The close results have left Honduras bitterly divided. The Central American nation has historically been a close a U.S. ally, though it has struggled with one of the highest murder rates outside of a war zone in the world, as well as drug trafficking, gang violence, extreme poverty and human rights abuses. Hondurans have fled the country's drug- and political-related violence in a mass exodus to the U.S. in recent years. Trump is expected to decide the fate of 57,000 Hondurans currently living in the U.S. under the Temporary Protected Status program soon.
"The violence is due to the fact that this government, the government of the past eight years, has not generated employment opportunities for people," Nasralla told ABC News on Nov. 29. "They have two possibilities: They dedicate themselves to violence or they go to the United States. Many have the dream of going to the United States, and that's why they go."
That violence has been more severe since the election, Oliva said.
"In 2009, there was a military coup, today is another kind of coup with a much greater magnitude because it's creating the hopelessness among the people," Oliva said. "Hopelessness because people thought that democracy could be strengthened, and it's been lost. The human rights violations are massive. The losses the country have suffered are massive."

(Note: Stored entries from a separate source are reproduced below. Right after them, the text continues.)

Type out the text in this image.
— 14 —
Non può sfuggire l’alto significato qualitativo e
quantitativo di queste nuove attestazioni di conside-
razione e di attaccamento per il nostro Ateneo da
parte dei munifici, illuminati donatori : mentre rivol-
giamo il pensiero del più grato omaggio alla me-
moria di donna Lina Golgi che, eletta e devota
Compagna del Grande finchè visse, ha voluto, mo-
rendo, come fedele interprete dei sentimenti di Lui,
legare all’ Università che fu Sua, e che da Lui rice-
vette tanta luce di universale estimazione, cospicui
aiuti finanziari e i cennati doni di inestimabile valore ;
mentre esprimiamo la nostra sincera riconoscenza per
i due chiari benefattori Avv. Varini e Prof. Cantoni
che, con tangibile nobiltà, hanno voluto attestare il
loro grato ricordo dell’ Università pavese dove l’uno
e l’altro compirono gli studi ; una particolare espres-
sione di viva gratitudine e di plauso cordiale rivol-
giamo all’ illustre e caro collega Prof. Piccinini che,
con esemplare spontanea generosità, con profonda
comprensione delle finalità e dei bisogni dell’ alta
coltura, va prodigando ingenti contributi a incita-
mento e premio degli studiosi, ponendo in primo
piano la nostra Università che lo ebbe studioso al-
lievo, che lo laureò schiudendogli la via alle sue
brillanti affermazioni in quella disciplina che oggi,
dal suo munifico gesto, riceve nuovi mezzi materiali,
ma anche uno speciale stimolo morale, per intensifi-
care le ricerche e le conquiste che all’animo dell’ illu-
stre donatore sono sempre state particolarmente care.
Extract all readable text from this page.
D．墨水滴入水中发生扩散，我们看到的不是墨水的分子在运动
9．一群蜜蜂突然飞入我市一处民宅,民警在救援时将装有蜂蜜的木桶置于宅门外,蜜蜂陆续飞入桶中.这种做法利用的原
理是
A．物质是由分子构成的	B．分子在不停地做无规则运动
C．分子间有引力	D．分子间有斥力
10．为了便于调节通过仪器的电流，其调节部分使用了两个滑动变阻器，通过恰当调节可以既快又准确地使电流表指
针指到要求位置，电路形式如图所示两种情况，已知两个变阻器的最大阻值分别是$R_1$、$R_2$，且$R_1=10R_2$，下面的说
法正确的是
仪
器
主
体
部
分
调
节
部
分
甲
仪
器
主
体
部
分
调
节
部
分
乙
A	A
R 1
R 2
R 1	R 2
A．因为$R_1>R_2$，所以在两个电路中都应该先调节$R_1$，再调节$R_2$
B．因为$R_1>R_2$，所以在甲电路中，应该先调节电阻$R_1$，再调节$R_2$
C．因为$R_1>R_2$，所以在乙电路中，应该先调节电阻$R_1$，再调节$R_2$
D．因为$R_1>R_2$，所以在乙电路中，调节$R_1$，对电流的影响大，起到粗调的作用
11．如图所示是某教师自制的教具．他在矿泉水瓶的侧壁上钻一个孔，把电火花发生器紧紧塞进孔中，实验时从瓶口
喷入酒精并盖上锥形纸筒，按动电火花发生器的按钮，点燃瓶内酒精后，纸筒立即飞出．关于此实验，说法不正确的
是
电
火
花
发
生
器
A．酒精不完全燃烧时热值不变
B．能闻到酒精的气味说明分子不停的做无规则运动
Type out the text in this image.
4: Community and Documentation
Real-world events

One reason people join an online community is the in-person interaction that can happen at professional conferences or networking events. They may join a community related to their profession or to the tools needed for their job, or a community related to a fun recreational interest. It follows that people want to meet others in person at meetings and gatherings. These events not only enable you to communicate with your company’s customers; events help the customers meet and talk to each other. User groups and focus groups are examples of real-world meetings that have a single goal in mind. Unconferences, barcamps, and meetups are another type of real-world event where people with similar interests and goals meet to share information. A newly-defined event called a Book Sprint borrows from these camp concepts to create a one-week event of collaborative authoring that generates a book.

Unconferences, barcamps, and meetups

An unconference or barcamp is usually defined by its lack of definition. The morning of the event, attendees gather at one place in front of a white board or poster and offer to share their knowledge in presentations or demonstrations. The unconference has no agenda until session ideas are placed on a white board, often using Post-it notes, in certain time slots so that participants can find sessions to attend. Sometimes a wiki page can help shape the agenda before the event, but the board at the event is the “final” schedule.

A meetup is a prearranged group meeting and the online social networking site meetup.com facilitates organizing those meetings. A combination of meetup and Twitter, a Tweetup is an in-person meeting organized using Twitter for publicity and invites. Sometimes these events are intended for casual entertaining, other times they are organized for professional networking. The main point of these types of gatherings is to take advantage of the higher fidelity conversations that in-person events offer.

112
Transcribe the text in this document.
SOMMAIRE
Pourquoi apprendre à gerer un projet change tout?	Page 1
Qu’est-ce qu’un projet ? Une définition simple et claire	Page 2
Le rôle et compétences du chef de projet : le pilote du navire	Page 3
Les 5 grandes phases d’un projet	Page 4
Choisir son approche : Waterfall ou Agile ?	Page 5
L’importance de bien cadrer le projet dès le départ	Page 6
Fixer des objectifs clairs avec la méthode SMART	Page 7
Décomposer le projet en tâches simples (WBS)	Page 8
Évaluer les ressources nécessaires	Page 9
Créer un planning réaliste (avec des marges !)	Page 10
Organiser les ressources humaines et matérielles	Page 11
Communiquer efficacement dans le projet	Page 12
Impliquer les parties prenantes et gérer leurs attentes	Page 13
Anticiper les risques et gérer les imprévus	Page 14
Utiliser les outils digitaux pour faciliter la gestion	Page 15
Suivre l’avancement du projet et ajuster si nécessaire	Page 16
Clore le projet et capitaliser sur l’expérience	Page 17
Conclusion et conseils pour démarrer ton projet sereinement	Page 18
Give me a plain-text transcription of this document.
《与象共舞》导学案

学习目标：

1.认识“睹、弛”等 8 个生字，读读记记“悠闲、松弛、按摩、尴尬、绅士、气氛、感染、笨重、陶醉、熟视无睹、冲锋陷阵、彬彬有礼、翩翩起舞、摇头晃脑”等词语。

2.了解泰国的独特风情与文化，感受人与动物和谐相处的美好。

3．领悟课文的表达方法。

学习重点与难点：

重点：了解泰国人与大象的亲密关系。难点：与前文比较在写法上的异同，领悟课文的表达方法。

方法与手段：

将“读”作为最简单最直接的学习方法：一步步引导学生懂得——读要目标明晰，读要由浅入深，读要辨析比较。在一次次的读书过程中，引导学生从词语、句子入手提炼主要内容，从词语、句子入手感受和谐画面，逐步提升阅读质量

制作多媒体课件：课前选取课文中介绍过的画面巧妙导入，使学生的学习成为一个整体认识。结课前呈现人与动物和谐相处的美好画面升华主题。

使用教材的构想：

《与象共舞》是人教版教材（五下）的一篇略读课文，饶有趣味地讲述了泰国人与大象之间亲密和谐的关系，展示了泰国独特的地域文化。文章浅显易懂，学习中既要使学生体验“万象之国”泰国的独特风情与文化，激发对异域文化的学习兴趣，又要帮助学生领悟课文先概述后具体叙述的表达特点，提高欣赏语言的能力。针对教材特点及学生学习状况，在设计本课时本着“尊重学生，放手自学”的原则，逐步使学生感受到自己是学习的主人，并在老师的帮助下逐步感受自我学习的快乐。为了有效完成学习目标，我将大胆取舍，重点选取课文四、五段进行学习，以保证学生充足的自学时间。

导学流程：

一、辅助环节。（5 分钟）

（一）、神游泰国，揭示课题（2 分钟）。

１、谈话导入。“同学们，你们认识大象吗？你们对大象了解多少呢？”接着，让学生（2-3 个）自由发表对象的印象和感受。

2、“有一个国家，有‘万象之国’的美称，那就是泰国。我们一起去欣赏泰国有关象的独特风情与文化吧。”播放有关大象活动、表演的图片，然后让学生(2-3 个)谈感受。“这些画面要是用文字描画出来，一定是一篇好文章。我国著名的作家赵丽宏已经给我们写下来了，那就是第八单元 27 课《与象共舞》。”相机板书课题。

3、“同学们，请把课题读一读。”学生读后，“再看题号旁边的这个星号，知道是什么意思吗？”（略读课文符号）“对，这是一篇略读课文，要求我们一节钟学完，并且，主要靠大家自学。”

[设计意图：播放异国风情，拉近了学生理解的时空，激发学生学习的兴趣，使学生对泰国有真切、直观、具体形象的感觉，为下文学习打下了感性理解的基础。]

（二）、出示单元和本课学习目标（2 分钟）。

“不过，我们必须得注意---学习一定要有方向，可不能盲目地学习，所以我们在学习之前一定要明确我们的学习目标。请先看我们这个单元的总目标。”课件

There are other parallels to the time of the coup as well, analysts said. Hernandez ran for re-election after the constitution was changed to allow for it in 2015. The country's former president Manuel Zelaya was overthrown in a military coup in 2009 after he held a non-binding constitutional referendum. Oliva said Hernandez's consolidation of power, suspension of constitutional guarantees and enforcement of a curfew after the election amount to a dictatorship.
"They have used the legal system to imprison people. So we don't just have the killings, we have many people in jail. We have many people being persecuted, many who have left the country, many who are in the hospital. It's a precarious situation in the country right now, and it's about to become more precarious because a dictatorship is being consolidated. And a dictatorship disguised as a democracy is more dangerous than a dictatorship that has been declared," Oliva said.
Castillo said people will continue to take to the streets to demand democracy.
"We are fighting back home, we have to resist. This is about the future freedom of our country, this is about the future of our children. We are willing and committed to this struggle and our people will continue in the streets," Castillo said. "We are very clear about what the State Department's position is, but we are also clear about what our position is as defendants of the people."